When modeled as feasibility problems, for instance, their solution can be found very quickly -- it took 0.2 seconds to solve that instance on my laptop.
Constraint programming is definitly the technology of choice for solving Sudoku puzzles. There is a nice article by Helmut Simonis (http://www.4c.ucc.ie/~hsimonis/shikaku.pdf) that shows how good various propagation strengths and model variants are for solving 9 times 9 Sudokus (short answer, full propagation on individual rows/columns/squares plus shaving never needs search).
For 25 times 25 Sudokus on the other hand, propagation alone is in my experience not enough, and a lot of search is needed.
Genetic algorithms usually do exploit the structure of the problem in order to make crossover/mutation more efficient.
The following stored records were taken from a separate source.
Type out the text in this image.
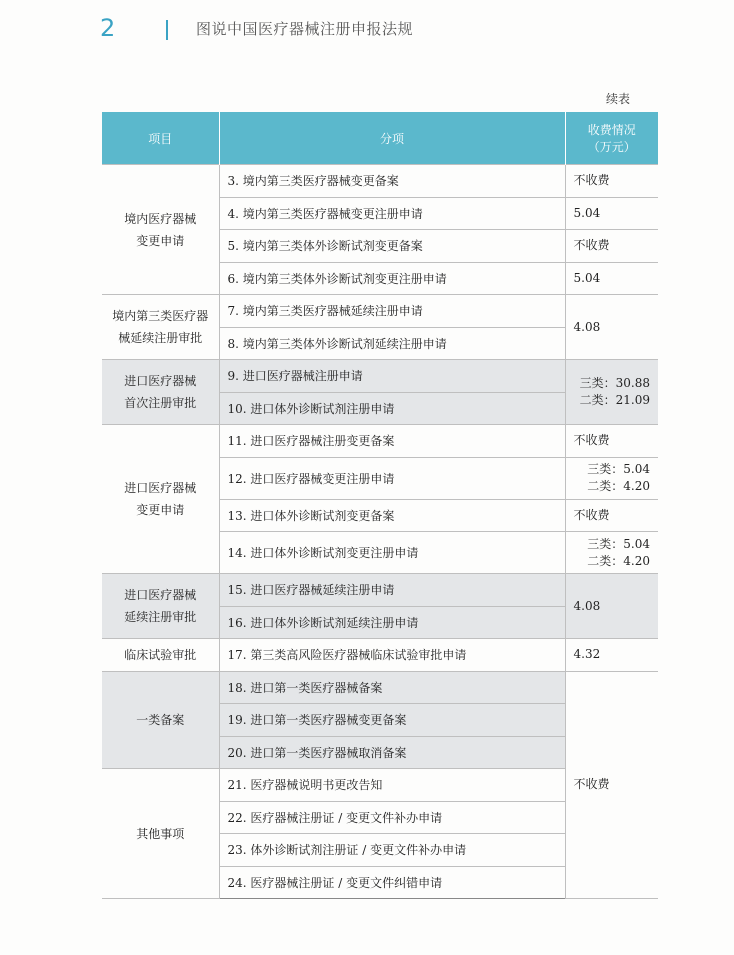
2	图说中国医疗器械注册申报法规
续表
项目	分项	收费情况
（万元）
境内医疗器械
变更申请	3. 境内第三类医疗器械变更备案	不收费
	4. 境内第三类医疗器械变更注册申请	5.04
	5. 境内第三类体外诊断试剂变更备案	不收费
	6. 境内第三类体外诊断试剂变更注册申请	5.04
境内第三类医疗器
械延续注册审批	7. 境内第三类医疗器械延续注册申请	4.08
	8. 境内第三类体外诊断试剂延续注册申请	
进口医疗器械
首次注册审批	9. 进口医疗器械注册申请	三类：30.88
二类：21.09
	10. 进口体外诊断试剂注册申请	
进口医疗器械
变更申请	11. 进口医疗器械注册变更备案	不收费
	12. 进口医疗器械变更注册申请	三类：5.04
二类：4.20
	13. 进口体外诊断试剂变更备案	不收费
	14. 进口体外诊断试剂变更注册申请	三类：5.04
二类：4.20
进口医疗器械
延续注册审批	15. 进口医疗器械延续注册申请	4.08
	16. 进口体外诊断试剂延续注册申请	
临床试验审批	17. 第三类高风险医疗器械临床试验审批申请	4.32
一类备案	18. 进口第一类医疗器械备案	不收费
	19. 进口第一类医疗器械变更备案	
	20. 进口第一类医疗器械取消备案	
其他事项	21. 医疗器械说明书更改告知	
	22. 医疗器械注册证 / 变更文件补办申请	
	23. 体外诊断试剂注册证 / 变更文件补办申请	
	24. 医疗器械注册证 / 变更文件纠错申请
This is indeed what the OP says:
For more difficult Sudoku puzzles, I would definitely go with the permutation genome
"I think a Sudoku puzzle that is harder for humans would not be that much harder for optopus to solve, but I have not tested it."
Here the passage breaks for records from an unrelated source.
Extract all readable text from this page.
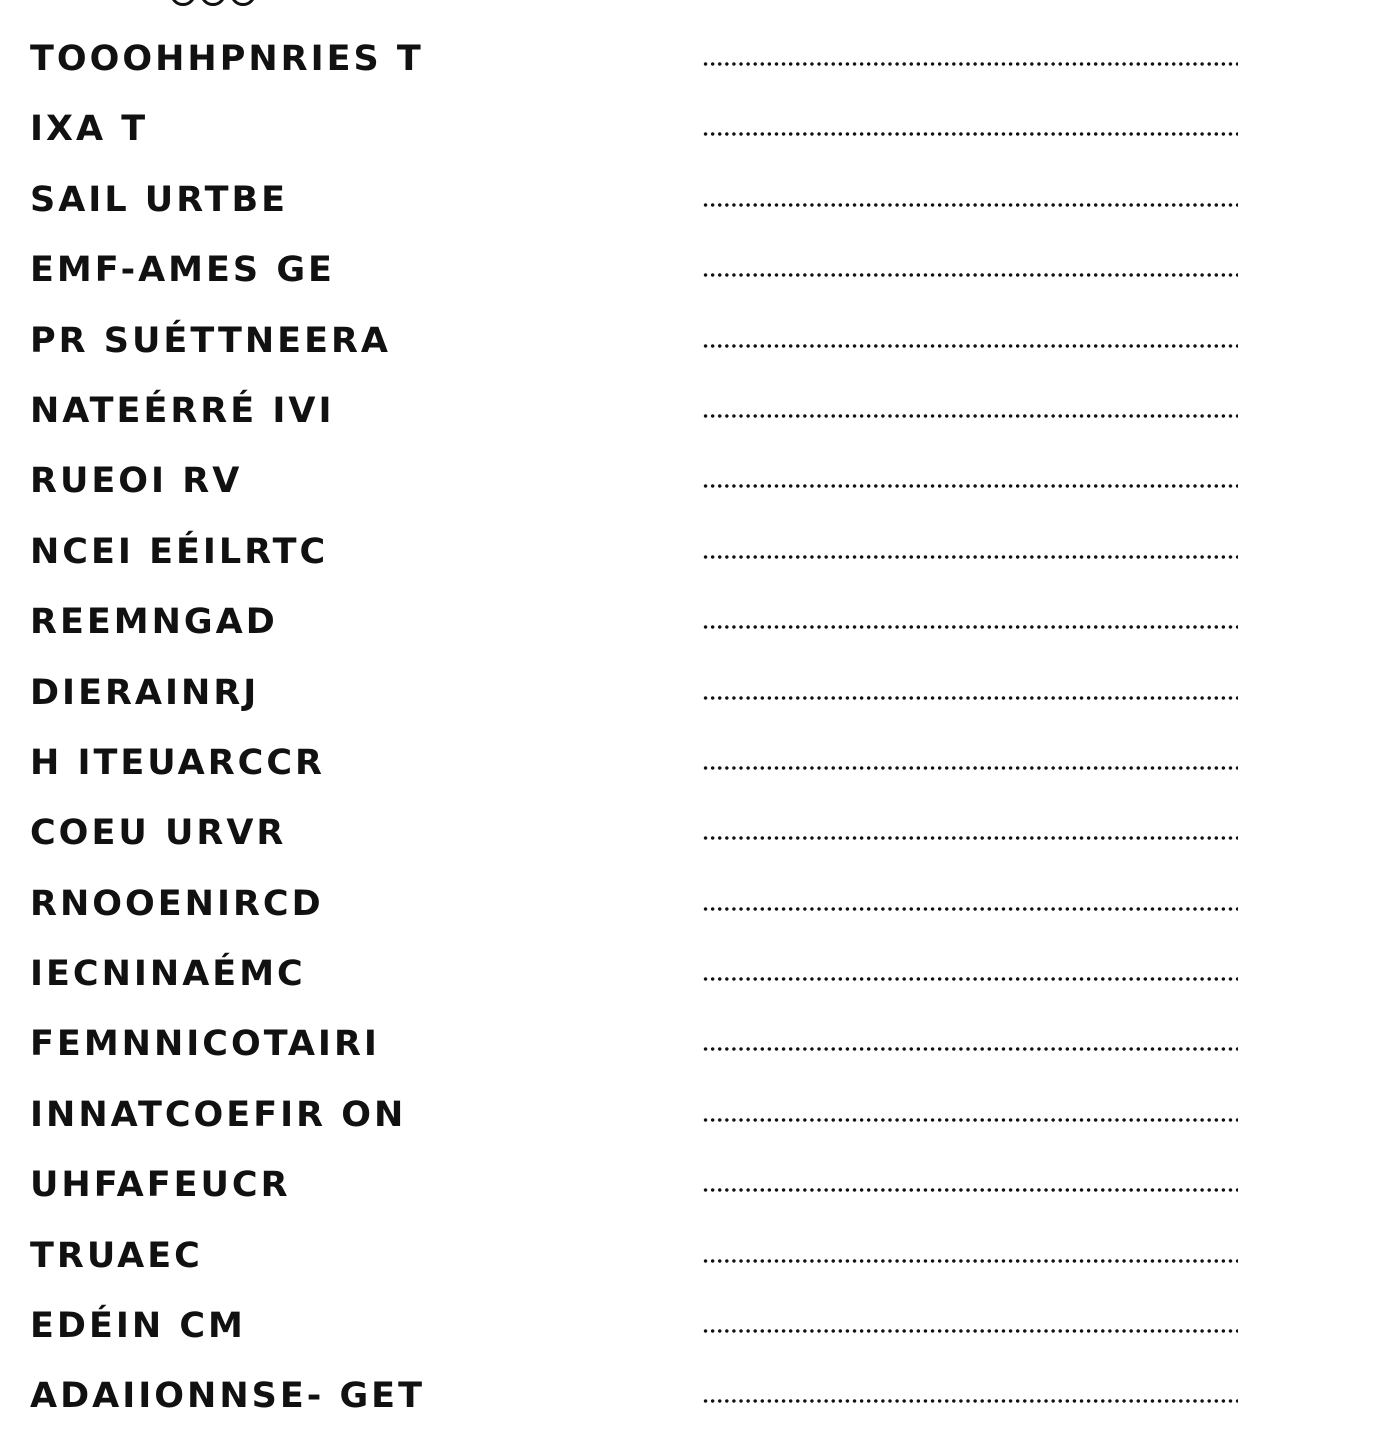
TOOOHHPNRIES T
IXA T
SAIL URTBE
EMF-AMES GE
PR SUÉTTNEERA
NATEÉRRÉ IVI
RUEOI RV
NCEI EÉILRTC
REEMNGAD
DIERAINRJ
H ITEUARCCR
COEU URVR
RNOOENIRCD
IECNINAÉMC
FEMNNICOTAIRI
INNATCOEFIR ON
UHFAFEUCR
TRUAEC
EDÉIN CM
ADAIIONNSE- GET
Try it. You may be surprised. Here's a good one: zonkedyak.blogspot.com/2006/11/worlds-hardest-sudoku-puzzle-al.html
Also try a 5-based instance of the same problem (against the standard 3-base of sudoku, that is, a 5x5 matrix of 5x5 matrices containing the numbers 1-25), and compare performance of that problem to a normal solver.
I'm not going to tell you what will happen, because you won't believe me. Somebody seems to have cast a glamor on GP.
That is a nice instance, an optimization solver took 13 seconds to solve instead of the 0.2 seconds for the problem posted by the OP.
Some people in combinatorial optimization are addressing the problem of finding the hardest Sudoku problem. For an introduction of how the problem can be modeled, see:
OK, I will try it. And if you had said that it would be almost impossible, because there are too many local minima, I would have believed you.
A serious try with GA would require abandoning Python for a faster fitness function in C, that does not copy dozens of lists back and forth. I estimate that just about anyone could make it more than 100 times as fast. The slow implementation will have to suffice for now.
The interesting part is of course not the absolute times, but if the complexity scales differently. If a real Sudoku solver takes about 50 times as long to solve that problem, I will consider it a victory if the GA does the same.
Plus one for posts about Genetic Algorithms. My masters research was on Genetic Algorithms. Btw for those interested in learning more about the field my professor has a free book out on Metaheuristics (Which includes genetic algorithms) at
http://cs.gmu.edu/~sean/book/metaheuristics/
Isn't sudoku bit problematic problem for GA as there is just one correct solution and the rest are just wrong, compared to a problem that has solutions that are better or worse, but potentially no solution is absolutely correct?
A fair point (though technically sudoku can have multiple solutions, they are all equally correct; there is no range of correctness, it's just binary). However, I think something like this is useful as a proof of concept for a GA system, because it's easy to judge its solutions. Many textbook examples of GA I've seen involve evolving a best fit line for a given line, and the simple examples use functions like y = x^2+1 because its easy to judge completion.
When modeled as feasibility problems, for instance, their solution can be found very quickly -- it took 0.2 seconds to solve that instance on my laptop.